8. Selon l'article 69 de la convention collective susvisée, après la période d'essai, le délai du préavis réciproque en cas de démission ou de licenciement pour un motif autre que la faute grave ou la force majeure est fixé en fonction de l'ancienneté et de la classification du salarié.

9. Pour allouer à la salariée une indemnité de préavis, le jugement retient que l'article 69 de la convention commune prévoit expressément de ne pas indemniser le préavis d'un salarié licencié dans le cas d'une faute grave ou de la force majeure et qu'a contrario, il prévoit donc d'indemniser ce préavis dans toutes les autres formes de rupture du contrat de travail.

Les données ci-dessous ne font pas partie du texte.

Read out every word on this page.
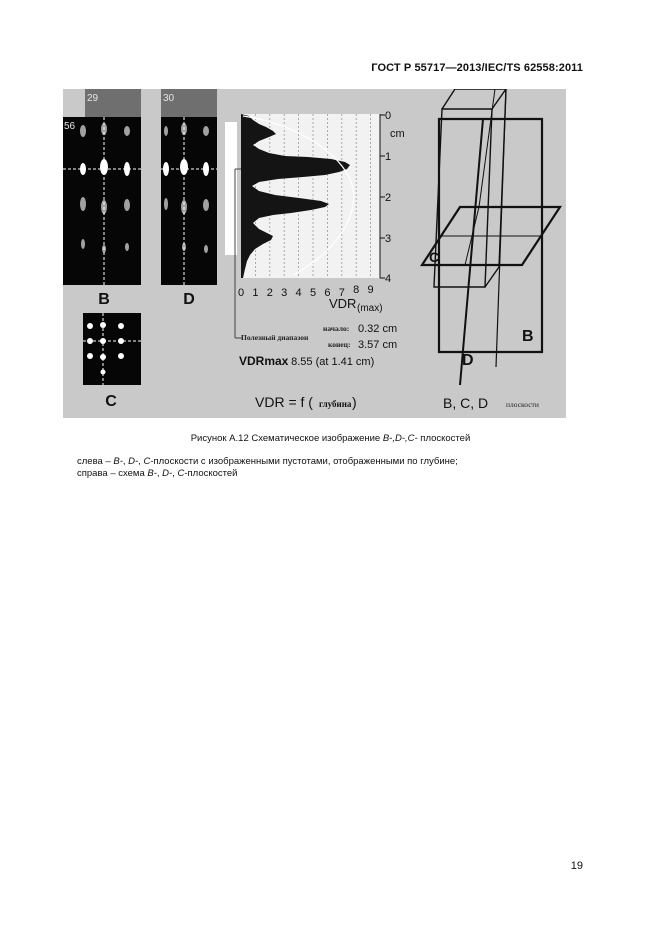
ГОСТ Р 55717—2013/IEC/TS 62558:2011
29
56
B
30
D
C
0
1
2
3
4
cm
0 1 2 3 4 5 6 7 8 9
VDR (max)
Полезный диапазон
начало: 0.32 cm
конец: 3.57 cm
VDRmax
: 8.55 (at 1.41 cm)
VDR = f ( глубина )
C
B
D
B, C, D плоскости
Рисунок А.12 Схематическое изображение В-,D-,С- плоскостей
слева – В-, D-, С-плоскости с изображенными пустотами, отображенными по глубине;
справа – схема В-, D-, С-плоскостей
19
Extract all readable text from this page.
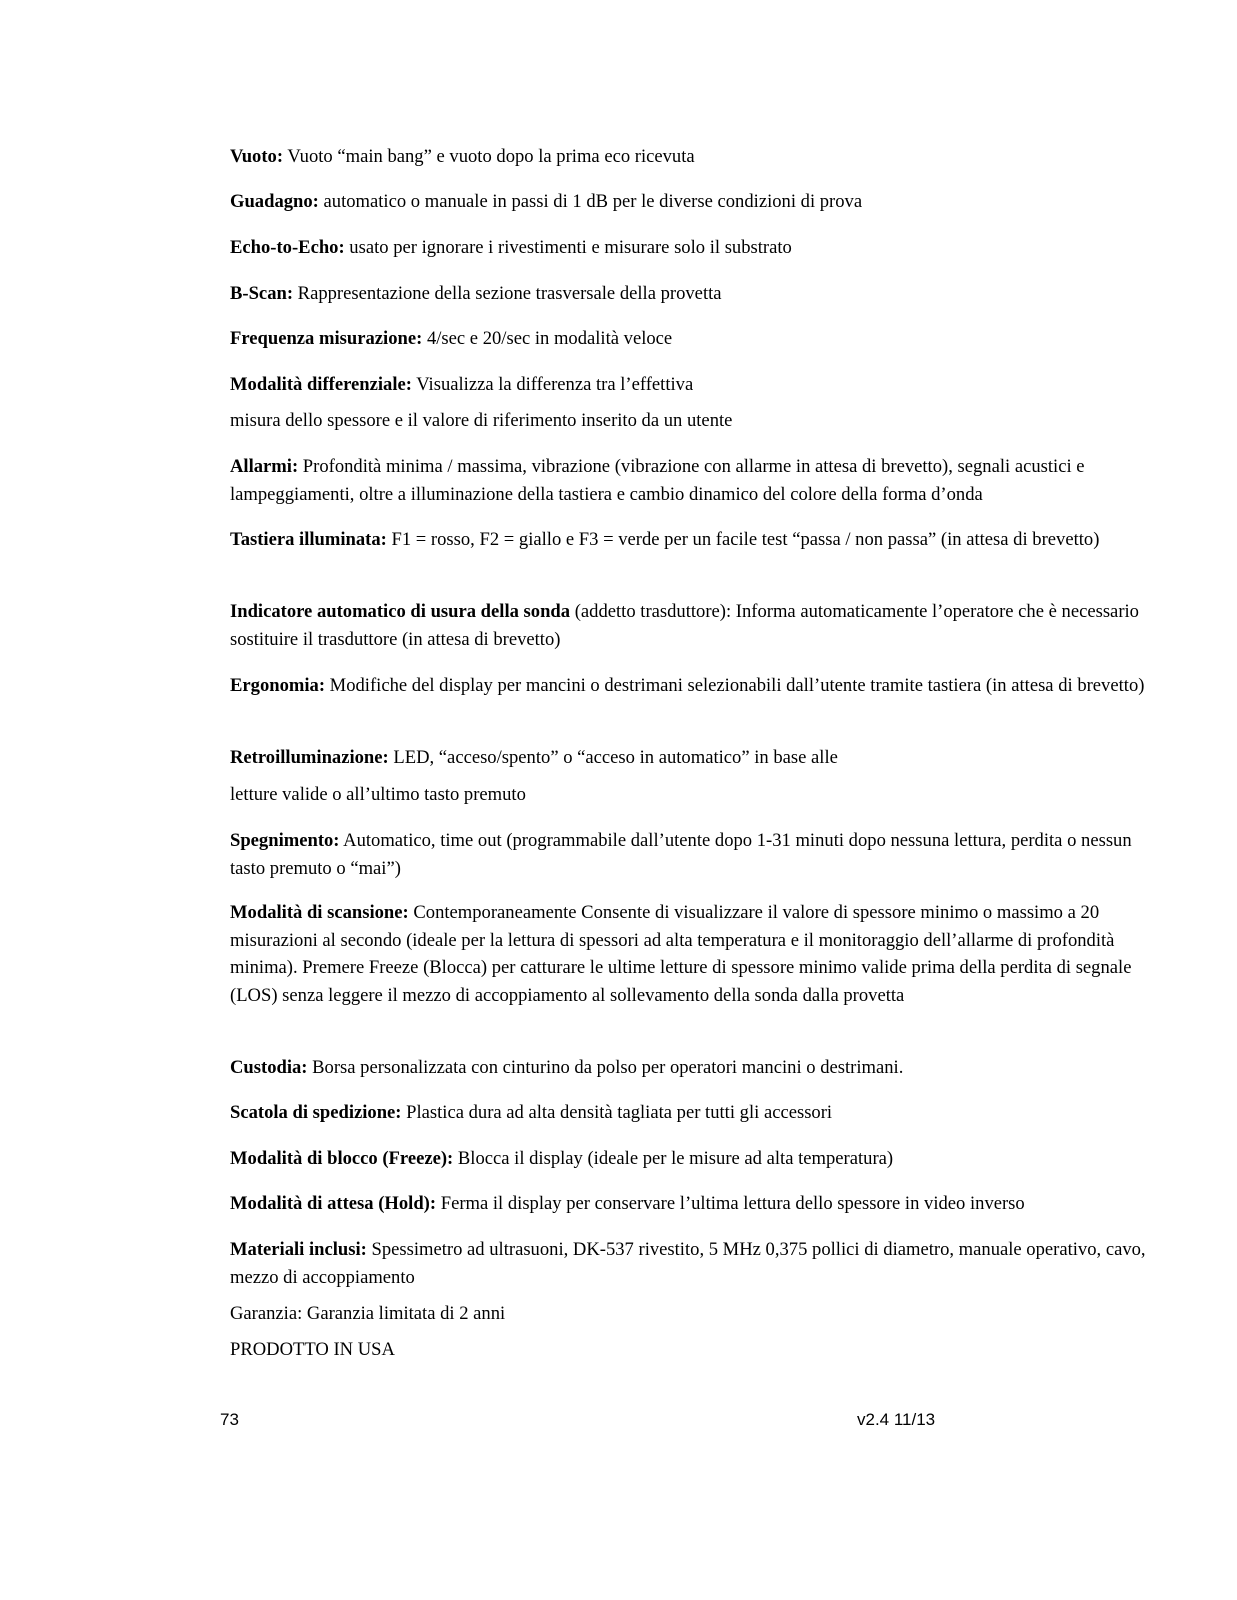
Vuoto: Vuoto “main bang” e vuoto dopo la prima eco ricevuta

Guadagno: automatico o manuale in passi di 1 dB per le diverse condizioni di prova

Echo-to-Echo: usato per ignorare i rivestimenti e misurare solo il substrato

B-Scan: Rappresentazione della sezione trasversale della provetta

Frequenza misurazione: 4/sec e 20/sec in modalità veloce

Modalità differenziale: Visualizza la differenza tra l’effettiva

misura dello spessore e il valore di riferimento inserito da un utente

Allarmi: Profondità minima / massima, vibrazione (vibrazione con allarme in attesa di brevetto), segnali acustici e lampeggiamenti, oltre a illuminazione della tastiera e cambio dinamico del colore della forma d’onda

Tastiera illuminata: F1 = rosso, F2 = giallo e F3 = verde per un facile test “passa / non passa” (in attesa di brevetto)

Indicatore automatico di usura della sonda (addetto trasduttore): Informa automaticamente l’operatore che è necessario sostituire il trasduttore (in attesa di brevetto)

Ergonomia: Modifiche del display per mancini o destrimani selezionabili dall’utente tramite tastiera (in attesa di brevetto)

Retroilluminazione: LED, “acceso/spento” o “acceso in automatico” in base alle

letture valide o all’ultimo tasto premuto

Spegnimento: Automatico, time out (programmabile dall’utente dopo 1-31 minuti dopo nessuna lettura, perdita o nessun tasto premuto o “mai”)

Modalità di scansione: Contemporaneamente Consente di visualizzare il valore di spessore minimo o massimo a 20 misurazioni al secondo (ideale per la lettura di spessori ad alta temperatura e il monitoraggio dell’allarme di profondità minima). Premere Freeze (Blocca) per catturare le ultime letture di spessore minimo valide prima della perdita di segnale (LOS) senza leggere il mezzo di accoppiamento al sollevamento della sonda dalla provetta

Custodia: Borsa personalizzata con cinturino da polso per operatori mancini o destrimani.

Scatola di spedizione: Plastica dura ad alta densità tagliata per tutti gli accessori

Modalità di blocco (Freeze): Blocca il display (ideale per le misure ad alta temperatura)

Modalità di attesa (Hold): Ferma il display per conservare l’ultima lettura dello spessore in video inverso

Materiali inclusi: Spessimetro ad ultrasuoni, DK-537 rivestito, 5 MHz 0,375 pollici di diametro, manuale operativo, cavo, mezzo di accoppiamento

Garanzia: Garanzia limitata di 2 anni

PRODOTTO IN USA

73	v2.4 11/13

10. En statuant ainsi, alors que l'indemnité de préavis n'est pas due au salarié qui est dans l'impossibilité de l'exécuter et que l'article 69 susvisé ne prévoit pas le versement d'une telle indemnité dans le cas de la rupture du contrat de travail en raison de l'inaptitude du salarié consécutive à une maladie ou un accident non professionnel, le conseil de prud'hommes, qui a constaté que la rupture du contrat de travail avait été prononcée en raison de l'inaptitude physique de la salariée, a violé, par fausse interprétation, le texte susvisé.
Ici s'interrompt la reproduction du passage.